This is a highly controversial statement, especially to my religious brothers and sisters. However, it is a fact that whatever is accessible to one man, whatever one man can learn, another can also learn. No man has magic eyes or magic ears. If there is a sound, we can all hear it. If there is a sight, we can all see it. To say otherwise is to give some men the right to lie and to force the rest of us to believe it. The word “force” is key here. When one man lies, it is only by violence and coercion—verbal, physical, and psychological—that the lie can be spread among the rest of us.
This coercion pushes us to override our rational thinking and our affinity with the truth with our animal emotions of fear of being hurt, shamed, or excluded. Every one of us is equivalent in the basic tools we have and the knowledge we have access to. No matter how much some may claim to have special access to the world or the universe, ultimately, we are all the same.

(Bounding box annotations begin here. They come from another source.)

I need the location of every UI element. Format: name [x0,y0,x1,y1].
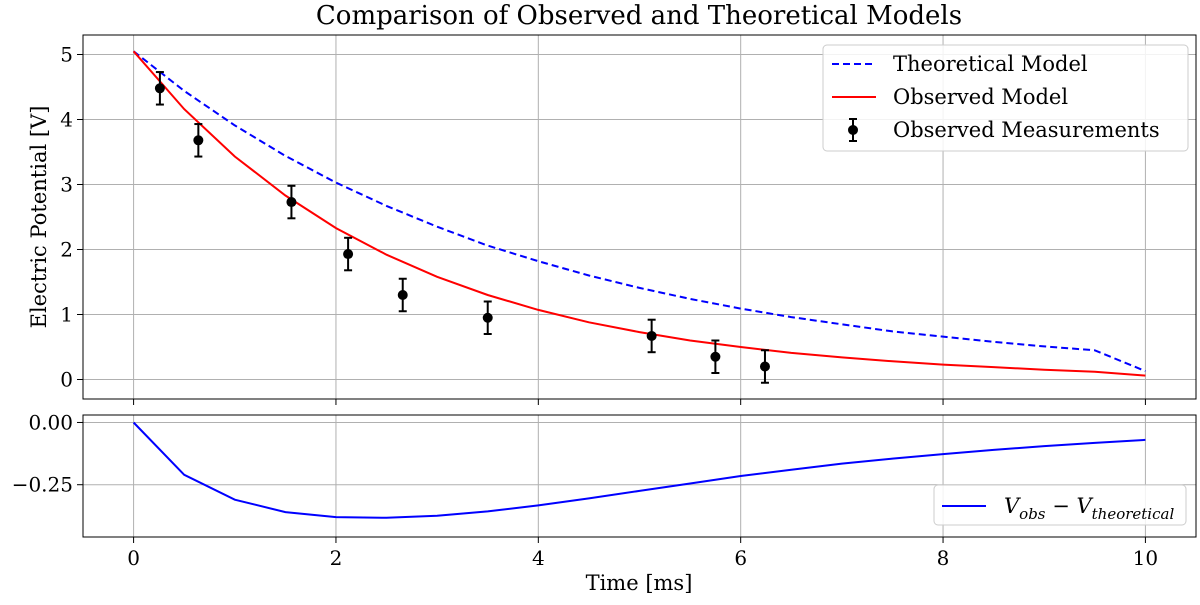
legend-symbol: − [1046,494,1077,518]
theoretical-model-line [132,50,1146,373]
top-axes-frame [82,34,1197,400]
top-y-tick-label: 4 [60,108,73,132]
top-y-tick-label: 1 [60,303,73,327]
measurement-point [397,290,408,300]
legend-label: Observed Model [893,85,1068,109]
legend-subscript: obs [1019,505,1046,523]
x-tick-label: 0 [127,546,140,570]
x-tick-label: 8 [937,546,950,570]
measurement-point [759,361,770,372]
bottom-y-tick-label: −0.25 [12,473,73,497]
measurement-point [343,249,354,260]
bottom-y-tick-label: 0.00 [28,410,73,434]
legend-marker [848,125,858,135]
legend-label: Vobs − Vtheoretical [1004,494,1174,523]
bottom-axes-frame [82,414,1197,538]
legend-box [933,484,1187,526]
top-y-tick-label: 3 [60,173,73,197]
y-axis-label: Electric Potential [V] [27,106,51,329]
v-obs-v-theoretical-line [132,421,1146,519]
x-tick-label: 4 [532,546,545,570]
measurement-point [193,135,204,146]
measurement-point [154,83,165,94]
bottom-plot: 0 2 4 6 8 10 0.00 −0.25 Vobs − Vtheoretical [12,410,1197,570]
top-y-tick-label: 5 [60,43,73,67]
legend-symbol: V [1076,494,1093,518]
top-series [132,50,1146,384]
bottom-series [132,421,1146,519]
top-y-tick-label: 0 [60,368,73,392]
chart-title: Comparison of Observed and Theoretical M… [316,1,962,31]
x-tick-label: 10 [1133,546,1158,570]
top-plot: 0 1 2 3 4 5 Theoretical Model Observed Model Obs… [60,34,1197,405]
measurement-point [482,312,493,323]
legend-symbol: V [1004,494,1021,518]
x-tick-label: 6 [734,546,747,570]
legend-box [822,44,1189,152]
legend-subscript: theoretical [1092,505,1175,523]
x-tick-label: 2 [330,546,343,570]
measurement-point [286,197,297,208]
measurement-point [646,330,657,341]
legend-label: Theoretical Model [893,52,1088,76]
measurement-point [710,351,721,362]
legend-residual: Vobs − Vtheoretical [933,484,1187,526]
legend-label: Observed Measurements [893,118,1160,142]
top-y-tick-label: 2 [60,238,73,262]
x-axis-label: Time [ms] [586,571,693,595]
legend: Theoretical Model Observed Model Observed … [822,44,1189,152]
observed-model-line [132,50,1146,377]
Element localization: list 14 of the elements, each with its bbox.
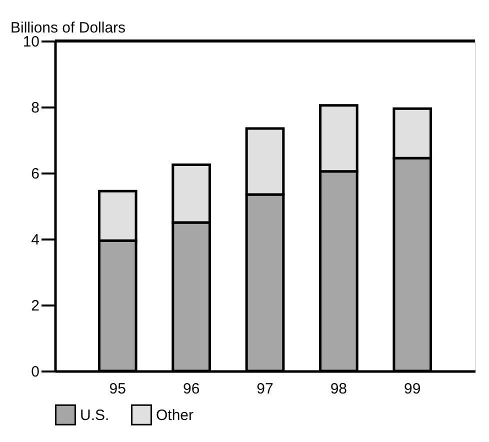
x-tick-label: 96 (182, 380, 200, 398)
y-tick-label: 0 (31, 364, 40, 380)
legend-label: U.S. (80, 406, 110, 424)
x-tick-label: 98 (330, 380, 348, 398)
x-tick-label: 95 (109, 380, 126, 398)
y-tick-label: 10 (22, 34, 40, 50)
x-tick-label: 97 (256, 380, 274, 398)
y-tick-label: 6 (31, 166, 40, 182)
y-tick-label: 8 (31, 100, 40, 116)
y-tick-label: 2 (31, 298, 40, 314)
y-axis-title: Billions of Dollars (10, 20, 126, 36)
y-tick-label: 4 (31, 232, 40, 248)
legend-label: Other (156, 406, 194, 424)
x-tick-label: 99 (404, 380, 421, 398)
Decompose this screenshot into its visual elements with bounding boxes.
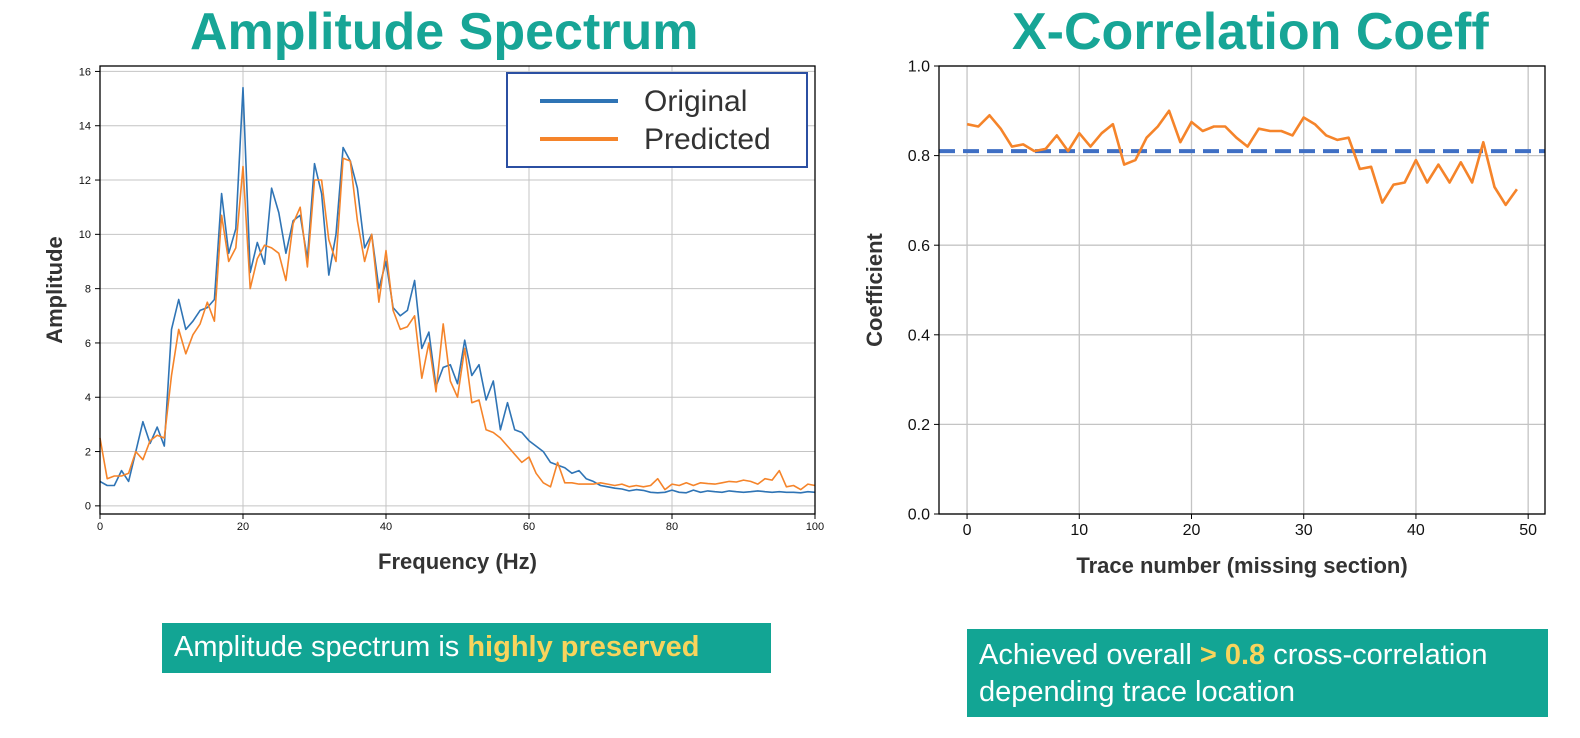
legend: Original Predicted [506,72,808,168]
y-tick-label: 2 [85,446,91,458]
y-tick-label: 12 [79,175,91,187]
x-tick-label: 40 [1407,522,1425,539]
x-tick-label: 20 [237,521,249,533]
x-axis-label: Frequency (Hz) [378,549,537,574]
y-tick-label: 8 [85,283,91,295]
amplitude-spectrum-title: Amplitude Spectrum [190,3,699,61]
x-tick-label: 0 [97,521,103,533]
y-tick-label: 14 [79,121,91,133]
xcorr-caption-prefix: Achieved overall [979,639,1200,671]
x-tick-label: 60 [523,521,535,533]
plot-frame [938,65,1546,515]
x-tick-label: 100 [806,521,824,533]
y-tick-label: 1.0 [908,59,930,76]
coefficient-series-line [966,109,1518,207]
xcorrelation-caption: Achieved overall > 0.8 cross-correlation… [967,629,1548,717]
amplitude-caption: Amplitude spectrum is highly preserved [162,623,771,673]
y-tick-label: 0.6 [908,238,930,255]
x-tick-label: 50 [1519,522,1537,539]
original-series-line [99,86,816,494]
y-tick-label: 0.0 [908,507,930,524]
x-tick-label: 20 [1183,522,1201,539]
amplitude-caption-text: Amplitude spectrum is [174,631,468,663]
y-tick-label: 4 [85,392,91,404]
x-tick-label: 80 [666,521,678,533]
xcorrelation-chart: 0 10 20 30 40 50 0.0 0.2 0.4 0.6 0.8 1.0 Trace numbe… [862,59,1546,578]
xcorr-caption-highlight: > 0.8 [1199,639,1266,671]
amplitude-chart: 0 20 40 60 80 100 0 2 4 6 8 10 12 14 16 Frequency (Hz) A… [42,65,824,574]
y-tick-label: 0.4 [908,327,930,344]
y-tick-label: 0.2 [908,417,930,434]
x-axis-label: Trace number (missing section) [1076,553,1407,578]
y-axis-label: Coefficient [862,232,887,346]
y-tick-label: 6 [85,338,91,350]
y-axis-label: Amplitude [42,236,67,344]
legend-label-predicted: Predicted [644,123,771,156]
x-tick-label: 10 [1070,522,1088,539]
amplitude-caption-highlight: highly preserved [467,631,700,663]
y-tick-label: 0.8 [908,148,930,165]
y-tick-label: 16 [79,66,91,78]
predicted-series-line [99,157,816,491]
xcorr-caption-suffix: cross-correlation [1265,639,1488,671]
xcorr-caption-line2: depending trace location [979,676,1296,708]
x-tick-label: 30 [1295,522,1313,539]
y-tick-label: 10 [79,229,91,241]
xcorrelation-title: X-Correlation Coeff [1012,3,1489,61]
y-tick-label: 0 [85,501,91,513]
legend-box [506,72,808,168]
plot-frame [99,65,816,515]
x-tick-label: 40 [380,521,392,533]
x-tick-label: 0 [963,522,972,539]
legend-label-original: Original [644,85,747,118]
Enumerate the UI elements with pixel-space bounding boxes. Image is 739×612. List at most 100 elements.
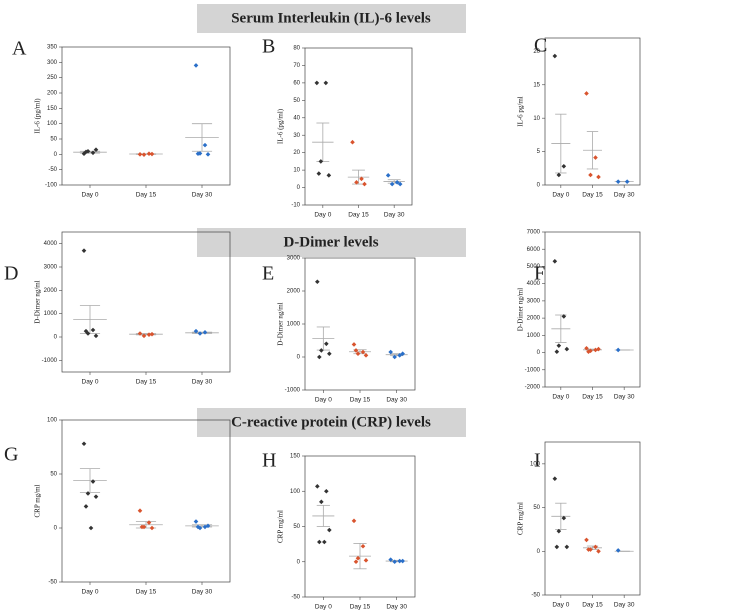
- y-tick-label: 250: [47, 75, 58, 81]
- data-point: [137, 152, 143, 157]
- y-tick-label: 0: [297, 559, 301, 565]
- y-tick-label: 3000: [527, 298, 541, 304]
- data-point: [360, 543, 366, 549]
- y-tick-label: 100: [530, 461, 541, 467]
- data-point: [149, 151, 155, 157]
- y-tick-label: 100: [290, 489, 301, 495]
- data-point: [317, 539, 322, 545]
- data-point: [90, 327, 96, 333]
- data-point: [137, 508, 143, 514]
- data-point: [584, 91, 589, 96]
- data-point: [139, 524, 145, 530]
- y-tick-label: 0: [54, 152, 58, 158]
- data-point: [554, 544, 560, 550]
- data-point: [146, 332, 152, 337]
- panel-letter: D: [4, 263, 18, 285]
- data-point: [593, 347, 598, 353]
- data-point: [554, 349, 560, 354]
- heading: D-Dimer levels: [283, 234, 378, 250]
- y-tick-label: 350: [47, 45, 58, 51]
- x-tick-label: Day 30: [386, 604, 407, 611]
- x-tick-label: Day 0: [82, 192, 99, 199]
- y-tick-label: 0: [537, 549, 541, 555]
- x-tick-label: Day 30: [192, 589, 213, 596]
- y-axis-label: IL-6 (pg/ml): [34, 98, 42, 134]
- data-point: [561, 163, 567, 169]
- x-tick-label: Day 0: [315, 604, 332, 611]
- panel-letter: G: [4, 444, 18, 466]
- data-point: [355, 351, 361, 356]
- plot-frame: [544, 231, 641, 388]
- plot-frame: [304, 257, 416, 391]
- data-point: [556, 172, 562, 178]
- x-tick-label: Day 15: [136, 589, 157, 596]
- panel-letter: F: [534, 263, 545, 285]
- data-point: [137, 331, 143, 336]
- y-tick-label: 4000: [44, 241, 58, 247]
- data-point: [561, 314, 567, 319]
- x-tick-label: Day 30: [192, 379, 213, 386]
- panel-letter: B: [262, 36, 275, 58]
- data-point: [615, 179, 621, 184]
- data-point: [202, 330, 208, 335]
- data-point: [351, 342, 357, 347]
- data-point: [584, 537, 589, 543]
- x-tick-label: Day 30: [614, 192, 635, 199]
- data-point: [146, 520, 152, 525]
- data-point: [81, 441, 87, 447]
- panel-letter: A: [12, 38, 27, 60]
- data-point: [556, 343, 562, 348]
- heading-box: [197, 4, 466, 437]
- data-point: [83, 149, 89, 155]
- data-point: [83, 328, 89, 334]
- data-point: [593, 544, 598, 550]
- data-point: [353, 348, 359, 353]
- x-tick-label: Day 30: [386, 397, 407, 404]
- y-tick-label: 50: [50, 137, 57, 143]
- data-point: [85, 491, 91, 496]
- plot-frame: [61, 419, 231, 583]
- y-tick-label: -1000: [42, 358, 58, 364]
- data-point: [355, 555, 361, 561]
- y-tick-label: 1000: [44, 311, 58, 317]
- y-tick-label: 20: [293, 150, 300, 156]
- data-point: [322, 539, 327, 545]
- x-tick-label: Day 0: [552, 394, 569, 401]
- data-point: [588, 348, 593, 354]
- y-tick-label: -1000: [525, 367, 541, 373]
- data-point: [93, 147, 99, 153]
- y-tick-label: -50: [291, 595, 300, 601]
- y-tick-label: 2000: [287, 289, 301, 295]
- data-point: [593, 155, 598, 160]
- panel-letter: H: [262, 450, 276, 472]
- data-point: [388, 557, 393, 562]
- data-point: [388, 349, 393, 355]
- y-tick-label: -50: [48, 580, 57, 586]
- y-axis-label: CRP mg/ml: [277, 510, 285, 543]
- data-point: [326, 173, 332, 178]
- y-axis-label: D-Dimer ng/ml: [277, 302, 285, 345]
- data-point: [318, 159, 324, 164]
- y-tick-label: 0: [54, 335, 58, 341]
- y-tick-label: 1000: [527, 333, 541, 339]
- y-axis-label: CRP mg/ml: [34, 484, 42, 517]
- data-point: [354, 180, 359, 185]
- data-point: [141, 152, 147, 157]
- data-point: [394, 180, 400, 185]
- data-point: [363, 558, 369, 563]
- data-point: [327, 527, 332, 533]
- y-tick-label: 100: [47, 121, 58, 127]
- y-tick-label: 50: [50, 472, 57, 478]
- y-tick-label: 150: [290, 454, 301, 460]
- y-axis-label: CRP mg/ml: [517, 502, 525, 535]
- data-point: [315, 484, 320, 489]
- data-point: [359, 176, 364, 182]
- data-point: [90, 150, 96, 156]
- y-tick-label: 300: [47, 60, 58, 66]
- data-point: [319, 348, 324, 353]
- x-tick-label: Day 15: [582, 602, 603, 609]
- data-point: [392, 559, 397, 565]
- y-tick-label: 7000: [527, 230, 541, 236]
- data-point: [615, 548, 621, 553]
- y-tick-label: 30: [293, 133, 300, 139]
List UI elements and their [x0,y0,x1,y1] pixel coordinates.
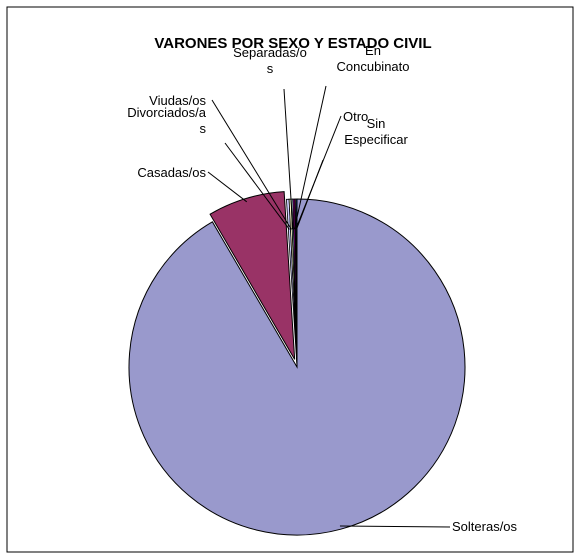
leader-line [211,99,292,230]
slice-label-line: Concubinato [337,59,410,74]
leader-line [339,525,451,528]
slice-label-line: Divorciados/a [127,105,207,120]
slice-label-line: Solteras/os [452,519,518,534]
slice-label: Separadas/o s [233,45,307,76]
leader-line [207,171,248,203]
slice-label: Casadas/os [137,165,206,180]
pie-slice [209,191,296,360]
slice-label-line: s [267,61,274,76]
slice-label-line: Viudas/os [149,93,206,108]
chart-title: VARONES POR SEXO Y ESTADO CIVIL [154,35,431,52]
slice-label-line: Casadas/os [137,165,206,180]
leader-line [296,159,324,230]
slice-label: Otro [343,109,368,124]
slice-label: Viudas/os [149,93,206,108]
slice-label: Sin Especificar [344,116,408,147]
slice-label-line: s [200,121,207,136]
pie-slice [295,198,298,368]
slices-group [128,191,466,536]
slice-label-line: Separadas/o [233,45,307,60]
leader-line [224,142,290,230]
slice-label-line: Otro [343,109,368,124]
leader-line [293,85,327,230]
slice-label: Solteras/os [452,519,518,534]
leader-line [283,88,294,230]
slice-label: En Concubinato [337,43,410,74]
slice-label: Divorciados/a s [127,105,207,136]
slice-label-line: Especificar [344,132,408,147]
slice-label-line: En [365,43,381,58]
leader-lines-group [207,85,451,528]
slice-label-line: Sin [367,116,386,131]
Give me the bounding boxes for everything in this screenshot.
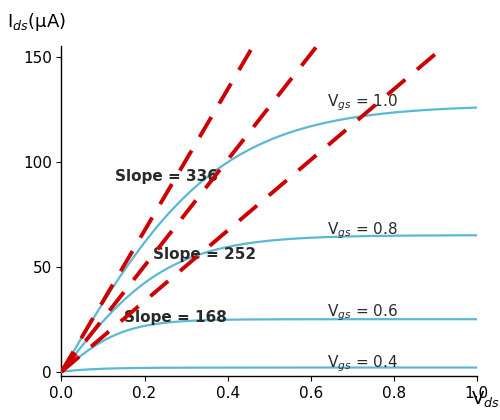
Text: V$_{gs}$ = 0.6: V$_{gs}$ = 0.6 [328,303,398,323]
Text: Slope = 168: Slope = 168 [124,310,226,325]
Text: I$_{ds}$(μA): I$_{ds}$(μA) [8,11,66,33]
Text: V$_{gs}$ = 1.0: V$_{gs}$ = 1.0 [328,92,398,113]
X-axis label: V$_{ds}$: V$_{ds}$ [470,389,500,409]
Text: V$_{gs}$ = 0.4: V$_{gs}$ = 0.4 [328,353,398,374]
Text: Slope = 336: Slope = 336 [116,169,218,184]
Text: V$_{gs}$ = 0.8: V$_{gs}$ = 0.8 [328,220,398,241]
Text: Slope = 252: Slope = 252 [153,247,256,262]
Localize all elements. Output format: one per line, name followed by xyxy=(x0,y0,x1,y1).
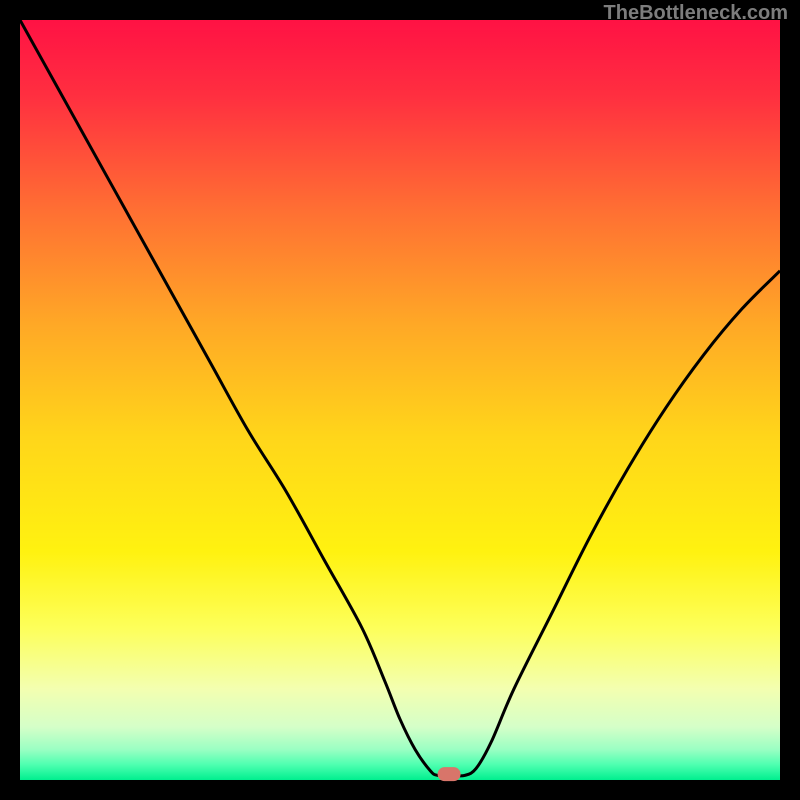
chart-frame: TheBottleneck.com xyxy=(0,0,800,800)
bottleneck-curve xyxy=(20,20,780,780)
optimal-marker xyxy=(438,767,461,781)
watermark-text: TheBottleneck.com xyxy=(604,2,788,25)
plot-area xyxy=(20,20,780,780)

Even if some of us are smarter than others or more knowledgeable about certain things, there is always another smart person, another expert, another master of a given text. Therefore, there is no uniqueness in terms of value about the person in authority. He is one of us, and she has the same worth and natural authority as the infant who can’t speak and the beggar with no money for food. The authority is in the position, the role being fulfilled, not in the person fulfilling it.
Claiming unique or revealed knowledge is not unique to major religions; many smaller secular and non-secular organizations make the same claims. This includes multi-level marketing companies, health or fitness brands, new age movements, and more. In each case, the organization claims to have access to special knowledge that new members can only hope to gain through serious dedication and commitment to the group.
Of course, in almost all cases, if not all cases, this leads to corruption, tyranny, death, and cruelty of one form or another. It leads to the reduction in personal freedom, in the exclusion of some by others, and in the creation of a stratified society in which a minority rule over the majority – not because they were voted in, but rather because they are seen as being closer to the ‘divine’ leader —- knowing more of what he knew than the rest of the ‘ignorant’ masses. Than the rest of you and I.
Of course, this makes no logical sense and from the outset is flawed. As I mentioned previously whatever one person can know, another can know. To believe otherwise is to open the door to special treatment and superiority, of legitimized tyranny — to allow a person to kill you while you feel you deserve to die — for not only the person making the claim but moreover for every other individual after him.
After all, if God, the Universe, the Infinite, speaks to one man one time, why would it not speak to another? We know this door-opening idea is true in that we have multiple major religions each with their own special leader(s) who conversed, saw, interacted with, or even became the Divine.
This has been the case for as long as we have been writing. And perhaps even longer.
The problem with this is that it leaves us with two situations – either it is true that God speaks to some people sometimes. Or God doesn’t.
If God does speak to some people sometimes – how do we know who these people are?
And by what authority do we deny this cosmic conversation to others who say they have spoken to God today?
It is a slippery slope indeed. Especially because the slope itself is littered with the bodies of many millions of people – victims to the bad decisions, and malevolence of dictators past.
Truthfully we cannot know whether a man has spoken to God or not; rather we can only know that none of us have, and that no one can open this door for us — that when it is opened; tyranny forms, and many people die.
That some human beings become the slaves and property of others; that those who refuse to believe are killed; that those who change their minds are killed; that those who disagree with the leader’s ethics are punished, and killed.
That the man becomes a god on earth through his claim of speaking to the God above.
This is unacceptable.
If one person can learn something, or know something. Many others can also learn it or know it. We must let go and reject any special privileges for some of us above others — we are all equal in value. No matter the story some of us may tell, or the experiences some of us may have.